Poor mental health in construction is a significant challenge. This is something that is often not discussed, and there is insufficient public awareness regarding this issue. The construction industry experiences substantial workplace challenges that affect its workers. Some of these can include work-related hazards, unstable jobs, and temporary contracts [1,2]. Also, stressors in the industry are related to long hours and insufficient support in the workplace, and in order to deal with problems, some workers use ineffective coping (i.e., substance use and self-blame) [3].
A key underlying mechanism linked to poor mental health in construction is high stress. In fact, the construction industry is one of the most stressful industries to be part of. According to a survey by the Chartered Institute of Building (CIOB) [4] conducted on 847 construction industry professionals, almost 70% of participants experienced issues such as stress, anxiety, or depression. This was directly linked to being employed in construction. Occupational stress among participants in the research by CIOB appeared to stem from issues, such as job demands and insufficient social support in the workplace (including communication problems). While the extant evidence base on wellbeing and mental health in construction has provided valuable insights, not enough work has been conducted on stress and the wide range of factors that are linked to this experience. A systematic review [3] conducted in 2023 shed light on psychological-related factors and demands in construction, and it showed that stress is linked to high workload and aspects concerned with safety, among other variables. Further information on specific experiences of stress in construction is needed: for example, the impact it may have on one’s work life and personal life, and the ways that construction professionals cope with it. Work on stress in the context of construction is important for a number of reasons.
First, stress is a key risk factor for physical ill health and psychopathology. Stress, for example, can have an impact on the nervous, immune, and neuroendocrine systems [5], and it has been linked to telomere damage [6], as well as accelerated aging processes [7,8]. When people experience chronic stress, this can also increase the risk of having anxiety, depression, and related challenges [3,9]. Thus, given the negative impact of ongoing stress, and the fact that the construction industry employs millions of people (who may be at high risk of stress), it is important to adequately assess psychological experiences in this sector. As millions of new workers will be needed by this industry over the coming years, more research is needed to better understand the experiences of stress in construction. This can inform targeted prevention and intervention strategies.
While stress levels in construction have been examined in the literature, important gaps remain.
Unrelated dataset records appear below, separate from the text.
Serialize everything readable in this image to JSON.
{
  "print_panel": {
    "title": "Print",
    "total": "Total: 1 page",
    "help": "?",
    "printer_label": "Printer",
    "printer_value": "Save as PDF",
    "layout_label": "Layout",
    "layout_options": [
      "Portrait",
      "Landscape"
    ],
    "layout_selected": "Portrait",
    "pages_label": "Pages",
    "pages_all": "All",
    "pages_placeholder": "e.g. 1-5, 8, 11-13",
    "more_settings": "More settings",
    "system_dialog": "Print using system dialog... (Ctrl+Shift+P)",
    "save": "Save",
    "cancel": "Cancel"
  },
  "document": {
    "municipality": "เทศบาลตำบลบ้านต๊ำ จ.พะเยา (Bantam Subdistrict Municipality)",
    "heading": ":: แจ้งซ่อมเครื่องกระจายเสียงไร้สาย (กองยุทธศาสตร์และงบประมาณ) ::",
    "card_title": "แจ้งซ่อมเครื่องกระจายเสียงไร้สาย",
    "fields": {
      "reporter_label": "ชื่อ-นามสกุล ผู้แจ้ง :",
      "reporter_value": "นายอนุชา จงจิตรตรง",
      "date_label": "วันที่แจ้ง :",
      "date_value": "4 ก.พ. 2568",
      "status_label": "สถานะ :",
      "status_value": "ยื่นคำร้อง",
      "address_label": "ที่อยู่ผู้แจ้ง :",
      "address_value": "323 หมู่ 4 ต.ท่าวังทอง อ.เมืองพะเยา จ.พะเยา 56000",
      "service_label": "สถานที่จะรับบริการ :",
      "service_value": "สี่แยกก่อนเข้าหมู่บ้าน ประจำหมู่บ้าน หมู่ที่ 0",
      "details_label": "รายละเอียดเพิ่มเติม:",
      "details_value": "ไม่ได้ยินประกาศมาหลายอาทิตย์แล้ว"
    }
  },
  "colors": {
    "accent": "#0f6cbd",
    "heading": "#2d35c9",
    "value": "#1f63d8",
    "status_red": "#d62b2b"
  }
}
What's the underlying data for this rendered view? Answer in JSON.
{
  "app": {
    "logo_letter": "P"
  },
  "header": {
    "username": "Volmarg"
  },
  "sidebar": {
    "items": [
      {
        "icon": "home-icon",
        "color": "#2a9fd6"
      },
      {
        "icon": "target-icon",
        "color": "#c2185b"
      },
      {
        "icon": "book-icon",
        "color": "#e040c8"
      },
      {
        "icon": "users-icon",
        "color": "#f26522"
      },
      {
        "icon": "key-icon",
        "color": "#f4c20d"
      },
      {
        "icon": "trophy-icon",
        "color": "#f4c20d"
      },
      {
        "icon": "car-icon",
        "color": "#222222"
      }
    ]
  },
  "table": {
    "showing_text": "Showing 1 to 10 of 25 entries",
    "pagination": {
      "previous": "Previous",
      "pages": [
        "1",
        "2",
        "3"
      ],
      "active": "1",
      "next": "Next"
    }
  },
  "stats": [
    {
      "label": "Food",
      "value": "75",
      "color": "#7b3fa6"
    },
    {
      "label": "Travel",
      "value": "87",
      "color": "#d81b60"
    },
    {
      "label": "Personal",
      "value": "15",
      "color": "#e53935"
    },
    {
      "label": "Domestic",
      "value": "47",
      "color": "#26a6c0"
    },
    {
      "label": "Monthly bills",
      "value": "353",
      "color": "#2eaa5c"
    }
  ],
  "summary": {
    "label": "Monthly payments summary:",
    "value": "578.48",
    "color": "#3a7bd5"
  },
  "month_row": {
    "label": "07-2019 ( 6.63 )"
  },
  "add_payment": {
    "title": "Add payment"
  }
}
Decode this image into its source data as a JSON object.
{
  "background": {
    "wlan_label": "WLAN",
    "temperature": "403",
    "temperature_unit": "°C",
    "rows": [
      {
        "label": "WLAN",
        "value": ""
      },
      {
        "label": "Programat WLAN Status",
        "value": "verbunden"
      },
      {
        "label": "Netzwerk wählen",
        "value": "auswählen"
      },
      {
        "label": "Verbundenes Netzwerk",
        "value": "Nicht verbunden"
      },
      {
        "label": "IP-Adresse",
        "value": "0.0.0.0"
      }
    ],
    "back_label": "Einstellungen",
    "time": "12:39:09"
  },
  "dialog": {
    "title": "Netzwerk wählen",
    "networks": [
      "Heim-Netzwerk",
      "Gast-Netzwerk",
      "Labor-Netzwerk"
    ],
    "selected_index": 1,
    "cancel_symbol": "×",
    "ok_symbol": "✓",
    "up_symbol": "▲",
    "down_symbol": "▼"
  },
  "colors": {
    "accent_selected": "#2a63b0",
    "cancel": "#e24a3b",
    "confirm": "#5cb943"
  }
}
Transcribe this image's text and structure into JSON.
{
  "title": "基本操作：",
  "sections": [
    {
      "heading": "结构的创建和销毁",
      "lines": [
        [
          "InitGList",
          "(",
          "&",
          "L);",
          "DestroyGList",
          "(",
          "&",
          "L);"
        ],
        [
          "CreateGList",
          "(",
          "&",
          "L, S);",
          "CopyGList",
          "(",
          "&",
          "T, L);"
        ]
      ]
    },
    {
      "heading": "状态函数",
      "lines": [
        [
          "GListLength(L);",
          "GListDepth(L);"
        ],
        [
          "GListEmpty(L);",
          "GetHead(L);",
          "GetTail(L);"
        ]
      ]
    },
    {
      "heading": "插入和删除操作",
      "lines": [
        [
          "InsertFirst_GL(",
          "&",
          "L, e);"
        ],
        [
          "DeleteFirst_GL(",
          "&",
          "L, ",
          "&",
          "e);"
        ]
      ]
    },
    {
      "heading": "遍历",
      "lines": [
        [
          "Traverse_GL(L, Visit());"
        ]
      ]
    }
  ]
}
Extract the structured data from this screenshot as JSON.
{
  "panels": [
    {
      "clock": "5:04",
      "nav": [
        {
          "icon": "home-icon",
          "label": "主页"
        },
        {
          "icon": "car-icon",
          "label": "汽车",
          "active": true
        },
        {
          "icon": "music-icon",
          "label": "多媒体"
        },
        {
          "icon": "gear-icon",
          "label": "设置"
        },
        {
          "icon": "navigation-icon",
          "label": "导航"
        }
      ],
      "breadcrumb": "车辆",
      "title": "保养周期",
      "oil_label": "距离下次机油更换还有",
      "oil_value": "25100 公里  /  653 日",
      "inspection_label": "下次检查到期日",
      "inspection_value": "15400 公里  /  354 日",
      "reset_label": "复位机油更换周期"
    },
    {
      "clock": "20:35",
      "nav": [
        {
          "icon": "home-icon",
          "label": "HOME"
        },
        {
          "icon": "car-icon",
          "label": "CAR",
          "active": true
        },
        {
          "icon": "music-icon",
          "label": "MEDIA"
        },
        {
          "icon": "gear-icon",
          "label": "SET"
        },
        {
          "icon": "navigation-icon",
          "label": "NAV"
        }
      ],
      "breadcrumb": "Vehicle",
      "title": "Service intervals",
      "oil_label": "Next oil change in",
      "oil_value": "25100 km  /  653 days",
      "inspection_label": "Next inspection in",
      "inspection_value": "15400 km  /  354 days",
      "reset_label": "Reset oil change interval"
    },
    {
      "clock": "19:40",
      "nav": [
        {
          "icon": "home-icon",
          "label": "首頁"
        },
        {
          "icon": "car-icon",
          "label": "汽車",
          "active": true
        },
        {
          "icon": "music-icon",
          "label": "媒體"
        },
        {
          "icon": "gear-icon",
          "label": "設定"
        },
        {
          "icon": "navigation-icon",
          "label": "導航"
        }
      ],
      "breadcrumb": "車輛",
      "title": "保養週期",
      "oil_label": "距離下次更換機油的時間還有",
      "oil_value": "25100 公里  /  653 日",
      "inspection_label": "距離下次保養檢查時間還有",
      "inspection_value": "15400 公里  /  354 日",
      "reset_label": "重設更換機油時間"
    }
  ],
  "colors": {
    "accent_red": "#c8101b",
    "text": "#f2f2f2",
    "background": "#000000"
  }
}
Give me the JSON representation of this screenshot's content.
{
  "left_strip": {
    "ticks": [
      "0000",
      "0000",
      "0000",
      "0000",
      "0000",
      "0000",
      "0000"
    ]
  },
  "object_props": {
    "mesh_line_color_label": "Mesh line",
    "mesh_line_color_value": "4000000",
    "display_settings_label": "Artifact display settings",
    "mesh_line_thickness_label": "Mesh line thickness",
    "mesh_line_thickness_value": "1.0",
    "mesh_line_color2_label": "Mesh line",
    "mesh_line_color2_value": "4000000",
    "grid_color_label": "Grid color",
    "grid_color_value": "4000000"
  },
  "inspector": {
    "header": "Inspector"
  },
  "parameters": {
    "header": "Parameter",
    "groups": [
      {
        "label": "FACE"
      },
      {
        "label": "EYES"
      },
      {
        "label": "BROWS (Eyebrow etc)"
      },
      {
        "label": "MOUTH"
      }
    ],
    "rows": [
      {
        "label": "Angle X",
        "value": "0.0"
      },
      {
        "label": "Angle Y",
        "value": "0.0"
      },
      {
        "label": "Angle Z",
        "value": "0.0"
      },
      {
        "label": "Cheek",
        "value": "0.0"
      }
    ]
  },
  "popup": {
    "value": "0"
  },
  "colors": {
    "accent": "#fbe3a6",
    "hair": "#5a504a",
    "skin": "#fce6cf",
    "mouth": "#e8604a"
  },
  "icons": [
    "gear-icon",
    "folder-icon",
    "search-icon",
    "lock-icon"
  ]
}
The experiences of stress (along with coping strategies) in the context of different workplace environments (site versus office settings) have not been sufficiently explored. Also, there is limited knowledge on the impact of the workplace environment on individuals in construction [10] (especially as it relates to the theme of stress and wellbeing), and related perceptions of those working in construction. As such, this study seeks to address these gaps.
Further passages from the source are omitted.